How to Drink English Breakfast Tea
The name of this tea gets us stuck in the mindset that it is a tea for breakfast. However, we are going to provide you with a few ways to enjoy it throughout the day!
Traditional English Breakfast Tea
Now you can enjoy your tea in true British fashion with milk and sugar.
- 2 cups of water
- 1 teaspoon of loose-leaf English Breakfast Tea (or 1 teabag)
- Bring water to a boil.
- Remove from heat.
Tip: Use a bit of the hot water to bathe your teacup and discard. This warms the teacup making it receptive to pouring the tea in.
- Place loose leaf tea in an infuser and drop it into a teacup or teapot.

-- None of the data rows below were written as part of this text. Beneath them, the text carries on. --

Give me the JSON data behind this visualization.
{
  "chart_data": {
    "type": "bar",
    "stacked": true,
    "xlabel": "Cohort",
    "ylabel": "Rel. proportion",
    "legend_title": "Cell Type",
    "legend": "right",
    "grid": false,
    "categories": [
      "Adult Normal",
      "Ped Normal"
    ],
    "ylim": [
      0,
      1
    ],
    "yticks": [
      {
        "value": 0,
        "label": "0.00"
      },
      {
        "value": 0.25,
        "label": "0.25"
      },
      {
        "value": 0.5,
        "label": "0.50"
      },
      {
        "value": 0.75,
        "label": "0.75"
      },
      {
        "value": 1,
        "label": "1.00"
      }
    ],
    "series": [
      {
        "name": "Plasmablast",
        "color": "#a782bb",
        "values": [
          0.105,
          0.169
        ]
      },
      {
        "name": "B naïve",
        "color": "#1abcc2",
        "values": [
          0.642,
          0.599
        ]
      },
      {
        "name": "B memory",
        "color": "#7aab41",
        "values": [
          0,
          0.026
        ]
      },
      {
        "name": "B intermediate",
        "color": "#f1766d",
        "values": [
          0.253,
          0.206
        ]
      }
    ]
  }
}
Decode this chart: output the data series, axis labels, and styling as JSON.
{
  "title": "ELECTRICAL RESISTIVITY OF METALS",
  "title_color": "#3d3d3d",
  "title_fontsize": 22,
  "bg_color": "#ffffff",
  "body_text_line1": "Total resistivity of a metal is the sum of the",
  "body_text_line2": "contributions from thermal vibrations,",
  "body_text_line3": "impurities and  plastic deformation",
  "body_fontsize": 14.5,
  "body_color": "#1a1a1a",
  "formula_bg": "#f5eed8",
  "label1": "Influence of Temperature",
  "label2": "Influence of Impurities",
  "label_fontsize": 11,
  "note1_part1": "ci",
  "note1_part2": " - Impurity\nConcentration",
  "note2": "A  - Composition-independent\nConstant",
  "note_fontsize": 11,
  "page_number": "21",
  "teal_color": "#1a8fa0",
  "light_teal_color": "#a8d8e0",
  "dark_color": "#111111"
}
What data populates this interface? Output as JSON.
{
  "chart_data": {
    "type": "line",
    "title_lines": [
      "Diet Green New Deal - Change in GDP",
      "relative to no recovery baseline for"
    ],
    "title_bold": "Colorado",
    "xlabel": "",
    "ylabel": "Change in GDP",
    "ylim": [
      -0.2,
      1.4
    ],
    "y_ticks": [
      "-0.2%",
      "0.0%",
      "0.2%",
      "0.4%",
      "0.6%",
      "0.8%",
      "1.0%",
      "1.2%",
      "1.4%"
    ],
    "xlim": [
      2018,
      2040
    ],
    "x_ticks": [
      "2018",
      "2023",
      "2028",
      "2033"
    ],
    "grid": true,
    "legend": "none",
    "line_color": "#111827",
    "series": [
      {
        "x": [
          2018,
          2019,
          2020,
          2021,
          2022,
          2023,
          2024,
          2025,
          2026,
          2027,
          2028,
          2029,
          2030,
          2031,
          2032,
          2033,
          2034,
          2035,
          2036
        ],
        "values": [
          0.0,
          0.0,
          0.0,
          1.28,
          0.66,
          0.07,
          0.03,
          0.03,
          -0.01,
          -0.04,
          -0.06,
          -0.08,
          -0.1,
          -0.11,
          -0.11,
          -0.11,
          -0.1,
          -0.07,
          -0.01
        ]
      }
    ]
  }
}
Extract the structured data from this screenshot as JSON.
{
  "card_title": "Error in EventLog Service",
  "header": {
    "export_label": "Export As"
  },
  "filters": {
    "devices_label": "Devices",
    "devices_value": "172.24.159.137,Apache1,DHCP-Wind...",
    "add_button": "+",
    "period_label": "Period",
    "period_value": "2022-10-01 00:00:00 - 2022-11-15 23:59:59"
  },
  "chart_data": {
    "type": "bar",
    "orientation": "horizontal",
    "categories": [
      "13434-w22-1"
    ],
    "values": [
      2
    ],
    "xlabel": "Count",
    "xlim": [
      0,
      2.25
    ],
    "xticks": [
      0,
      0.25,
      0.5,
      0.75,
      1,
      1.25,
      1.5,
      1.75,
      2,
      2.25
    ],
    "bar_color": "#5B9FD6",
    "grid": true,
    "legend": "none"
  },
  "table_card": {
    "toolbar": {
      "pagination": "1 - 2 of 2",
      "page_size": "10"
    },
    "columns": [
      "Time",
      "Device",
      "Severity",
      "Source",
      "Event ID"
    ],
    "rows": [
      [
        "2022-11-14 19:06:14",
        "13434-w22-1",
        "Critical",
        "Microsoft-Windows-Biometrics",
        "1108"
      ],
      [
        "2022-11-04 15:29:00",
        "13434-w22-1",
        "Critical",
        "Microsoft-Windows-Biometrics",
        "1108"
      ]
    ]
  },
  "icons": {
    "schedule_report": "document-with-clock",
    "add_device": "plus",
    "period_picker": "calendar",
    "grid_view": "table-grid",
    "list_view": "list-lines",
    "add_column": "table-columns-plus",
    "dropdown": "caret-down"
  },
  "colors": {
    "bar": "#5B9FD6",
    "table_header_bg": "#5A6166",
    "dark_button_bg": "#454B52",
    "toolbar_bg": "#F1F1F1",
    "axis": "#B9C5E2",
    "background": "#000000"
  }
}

- Pour hot water into the teacup/teapot and allow to steep for 5 minutes.
- Remove the infuser.
- Add the desired amount of milk and sugar to taste.
English Breakfast Tea – Southern Style
If hot tea isn’t your thing, try it iced.
- 6 cups of warm water
- 2 lemons (sliced)
- ½ cup of loose English breakfast tea
- Large Pitcher
- Fill a tea pitcher with warm water.
- Add sliced lemons.
- Cover and allow it to sit in the sun for a couple of hours.
- Pour over ice and enjoy!
The “Anytime” Tea
So, now you know English breakfast tea isn’t just for breakfast. The name can be a bit misleading. Just remember that it’s a robust caffeinated tea, and drinking it after 3:00 pm might have you counting sheep that night.